Infosys Buyback Breakdown: What the Entitlement Ratio Means for Retail Investors

Retail Entitlement Set at 18.1%

For the retail category, Infosys announced an entitlement ratio of 2:11, which translates into an effective eligibility of 18.1%.

Infosys finalized its shareholder list on November 14, marking the cutoff date for eligibility across all investor categories.

Acceptance Ratio: Only 18.18% for Retail Participants

Although the buyback price of ₹1,800 represented a significant premium over market levels, the actual acceptance ratio tells a more grounded story.

Retail investors received an acceptance ratio of just 18.18%, meaning that only around 1 in 5 shares tendered were accepted.

For example:

  • Shares held: 110

  • Shares accepted in buyback: 20

  • Remaining shares: 90

  • True gain (excluding taxes): ~2.87%

This calculation shows that even with an attractive offer price, the limited acceptance significantly reduces the overall return.
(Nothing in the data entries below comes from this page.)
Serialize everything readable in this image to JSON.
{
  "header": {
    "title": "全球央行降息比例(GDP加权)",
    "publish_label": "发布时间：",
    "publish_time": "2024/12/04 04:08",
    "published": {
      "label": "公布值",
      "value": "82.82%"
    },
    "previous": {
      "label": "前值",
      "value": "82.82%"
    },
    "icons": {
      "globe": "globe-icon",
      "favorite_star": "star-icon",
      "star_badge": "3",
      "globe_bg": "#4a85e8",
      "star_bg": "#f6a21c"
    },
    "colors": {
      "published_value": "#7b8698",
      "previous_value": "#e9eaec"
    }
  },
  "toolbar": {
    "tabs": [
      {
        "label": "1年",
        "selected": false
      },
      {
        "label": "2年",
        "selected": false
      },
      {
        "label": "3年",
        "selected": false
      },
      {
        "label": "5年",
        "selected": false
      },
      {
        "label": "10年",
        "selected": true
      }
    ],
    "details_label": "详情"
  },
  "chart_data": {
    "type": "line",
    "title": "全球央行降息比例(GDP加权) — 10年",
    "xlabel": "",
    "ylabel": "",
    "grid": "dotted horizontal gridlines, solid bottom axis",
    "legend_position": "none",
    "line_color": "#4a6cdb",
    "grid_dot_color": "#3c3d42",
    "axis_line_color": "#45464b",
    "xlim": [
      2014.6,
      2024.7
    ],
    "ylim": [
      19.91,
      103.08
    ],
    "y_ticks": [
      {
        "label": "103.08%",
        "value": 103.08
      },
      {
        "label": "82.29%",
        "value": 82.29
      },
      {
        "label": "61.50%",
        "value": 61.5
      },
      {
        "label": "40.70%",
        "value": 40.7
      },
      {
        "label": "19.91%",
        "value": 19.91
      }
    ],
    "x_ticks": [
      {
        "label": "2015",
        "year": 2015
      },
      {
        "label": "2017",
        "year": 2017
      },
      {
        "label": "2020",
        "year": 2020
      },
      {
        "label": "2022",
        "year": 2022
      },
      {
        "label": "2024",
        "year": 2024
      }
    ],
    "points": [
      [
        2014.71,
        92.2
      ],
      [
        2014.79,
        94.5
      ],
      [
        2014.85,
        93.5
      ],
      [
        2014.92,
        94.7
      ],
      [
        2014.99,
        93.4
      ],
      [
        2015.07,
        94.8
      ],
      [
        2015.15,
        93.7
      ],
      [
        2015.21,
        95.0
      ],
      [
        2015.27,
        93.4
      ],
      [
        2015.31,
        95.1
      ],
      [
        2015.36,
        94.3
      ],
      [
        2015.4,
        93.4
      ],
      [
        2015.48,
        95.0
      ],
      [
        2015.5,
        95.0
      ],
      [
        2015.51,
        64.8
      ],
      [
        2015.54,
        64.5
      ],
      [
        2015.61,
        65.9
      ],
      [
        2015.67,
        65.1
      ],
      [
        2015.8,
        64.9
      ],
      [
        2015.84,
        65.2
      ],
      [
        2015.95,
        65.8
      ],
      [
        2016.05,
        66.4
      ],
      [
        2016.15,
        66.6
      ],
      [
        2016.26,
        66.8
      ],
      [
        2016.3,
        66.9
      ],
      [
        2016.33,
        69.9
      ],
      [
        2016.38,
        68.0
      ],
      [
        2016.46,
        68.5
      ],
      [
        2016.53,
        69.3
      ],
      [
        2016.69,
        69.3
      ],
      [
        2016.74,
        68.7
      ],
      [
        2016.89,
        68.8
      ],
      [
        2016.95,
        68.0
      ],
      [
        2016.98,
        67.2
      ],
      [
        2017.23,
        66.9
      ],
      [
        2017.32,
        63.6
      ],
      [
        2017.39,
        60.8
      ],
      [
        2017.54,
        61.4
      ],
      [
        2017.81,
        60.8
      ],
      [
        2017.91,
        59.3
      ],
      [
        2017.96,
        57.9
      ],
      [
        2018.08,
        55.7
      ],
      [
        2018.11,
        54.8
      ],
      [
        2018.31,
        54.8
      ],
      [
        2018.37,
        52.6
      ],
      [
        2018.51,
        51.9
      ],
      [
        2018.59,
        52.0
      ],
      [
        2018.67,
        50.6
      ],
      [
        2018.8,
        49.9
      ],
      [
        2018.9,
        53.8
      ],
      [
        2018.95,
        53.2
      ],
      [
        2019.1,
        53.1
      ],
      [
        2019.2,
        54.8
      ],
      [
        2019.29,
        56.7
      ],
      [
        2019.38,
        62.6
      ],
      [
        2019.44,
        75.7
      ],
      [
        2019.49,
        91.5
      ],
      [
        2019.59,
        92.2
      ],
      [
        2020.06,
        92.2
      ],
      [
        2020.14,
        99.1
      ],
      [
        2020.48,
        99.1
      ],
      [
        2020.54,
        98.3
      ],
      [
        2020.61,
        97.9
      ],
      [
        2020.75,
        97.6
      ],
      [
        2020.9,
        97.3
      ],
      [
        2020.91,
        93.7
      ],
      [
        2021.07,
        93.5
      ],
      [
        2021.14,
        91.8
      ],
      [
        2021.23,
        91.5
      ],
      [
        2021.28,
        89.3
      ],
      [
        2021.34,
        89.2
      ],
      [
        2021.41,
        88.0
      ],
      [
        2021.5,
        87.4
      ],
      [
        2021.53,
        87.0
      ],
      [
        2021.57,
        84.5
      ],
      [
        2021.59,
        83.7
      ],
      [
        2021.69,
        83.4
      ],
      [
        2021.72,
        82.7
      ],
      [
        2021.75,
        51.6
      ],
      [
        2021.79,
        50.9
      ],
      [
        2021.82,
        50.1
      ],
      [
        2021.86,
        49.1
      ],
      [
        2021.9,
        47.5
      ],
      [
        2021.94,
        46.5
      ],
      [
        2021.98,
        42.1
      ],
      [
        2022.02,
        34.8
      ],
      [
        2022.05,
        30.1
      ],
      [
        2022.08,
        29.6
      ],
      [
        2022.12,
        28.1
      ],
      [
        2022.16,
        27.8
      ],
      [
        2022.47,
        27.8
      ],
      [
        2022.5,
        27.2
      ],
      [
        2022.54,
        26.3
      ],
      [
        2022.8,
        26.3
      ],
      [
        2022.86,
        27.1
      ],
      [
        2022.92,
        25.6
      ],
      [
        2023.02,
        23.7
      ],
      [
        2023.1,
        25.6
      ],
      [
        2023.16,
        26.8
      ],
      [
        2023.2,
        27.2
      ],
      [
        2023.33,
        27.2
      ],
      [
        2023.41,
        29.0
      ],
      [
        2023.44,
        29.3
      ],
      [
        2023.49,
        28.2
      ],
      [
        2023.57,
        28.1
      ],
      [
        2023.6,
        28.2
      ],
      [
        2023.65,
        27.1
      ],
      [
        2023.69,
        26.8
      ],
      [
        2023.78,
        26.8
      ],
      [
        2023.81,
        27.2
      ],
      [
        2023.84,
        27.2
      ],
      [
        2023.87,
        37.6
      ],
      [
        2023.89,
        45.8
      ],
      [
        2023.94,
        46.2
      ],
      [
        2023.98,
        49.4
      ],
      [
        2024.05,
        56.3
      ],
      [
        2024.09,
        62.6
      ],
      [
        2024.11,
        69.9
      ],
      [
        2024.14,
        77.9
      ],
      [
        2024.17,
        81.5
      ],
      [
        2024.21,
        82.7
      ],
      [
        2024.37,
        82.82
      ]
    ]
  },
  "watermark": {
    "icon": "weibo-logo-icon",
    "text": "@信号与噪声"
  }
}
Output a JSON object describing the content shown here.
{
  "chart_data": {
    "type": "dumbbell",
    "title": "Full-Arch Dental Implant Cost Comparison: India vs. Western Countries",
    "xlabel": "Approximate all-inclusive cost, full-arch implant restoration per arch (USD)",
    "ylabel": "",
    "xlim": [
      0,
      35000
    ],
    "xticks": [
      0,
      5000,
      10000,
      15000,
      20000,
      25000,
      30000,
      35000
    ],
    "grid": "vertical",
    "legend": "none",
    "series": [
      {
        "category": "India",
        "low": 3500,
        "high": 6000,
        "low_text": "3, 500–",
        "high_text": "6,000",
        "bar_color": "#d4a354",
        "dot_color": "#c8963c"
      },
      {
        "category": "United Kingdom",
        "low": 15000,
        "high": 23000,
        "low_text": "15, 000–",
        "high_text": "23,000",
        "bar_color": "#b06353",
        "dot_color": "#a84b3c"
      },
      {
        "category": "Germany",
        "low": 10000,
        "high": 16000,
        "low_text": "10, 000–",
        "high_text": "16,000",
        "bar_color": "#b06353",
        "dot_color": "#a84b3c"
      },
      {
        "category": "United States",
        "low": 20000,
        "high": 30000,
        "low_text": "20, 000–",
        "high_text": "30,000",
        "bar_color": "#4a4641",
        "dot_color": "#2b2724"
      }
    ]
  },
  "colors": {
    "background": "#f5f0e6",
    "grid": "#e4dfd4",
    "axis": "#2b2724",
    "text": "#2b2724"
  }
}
Post-Tender Price Further Reduces Gains

After the buyback window, the remaining shares in the example are valued at ₹1,486, based on the previous closing price.
This further reduces the blended gain, lowering the realised benefit for investors who expected meaningful upside.

Once you factor in:

  • TDS

  • Taxation on capital gains

  • Opportunity cost of capital


…it becomes clear that the headline premium does not translate into substantial real-world profits for most shareholders.

Why Buyback Premiums Can Be Misleading

Infosys’s buyback highlights a crucial investing lesson:
A high buyback price does not guarantee high returns.

Key factors that truly impact investor profits include:

 Acceptance Ratio

The single most significant determinant of profit in tender-route buybacks.

 Post-Tender Share Price

If the stock falls after the record date, your unaccepted shares may lose value.

 Real Cash Benefit

Actual return after taxes, not the advertised premium.

 Market Conditions & Demand

High participation reduces the acceptance ratio, compressing returns.

In this case, although the company announced an attractive offer price of ₹1,800, the modest acceptance ratio and lower post-buyback pricing limited the effective gains for most retail investors.

Final Takeaway

While buybacks often generate excitement due to headline offer prices, the Infosys example shows why investors must evaluate entitlement, acceptance, and post-market dynamics before forming expectations.

The overall upside from this buyback remained modest, reinforcing a timeless message:
Successful buyback investing requires realistic expectations, not just reliance on premiums.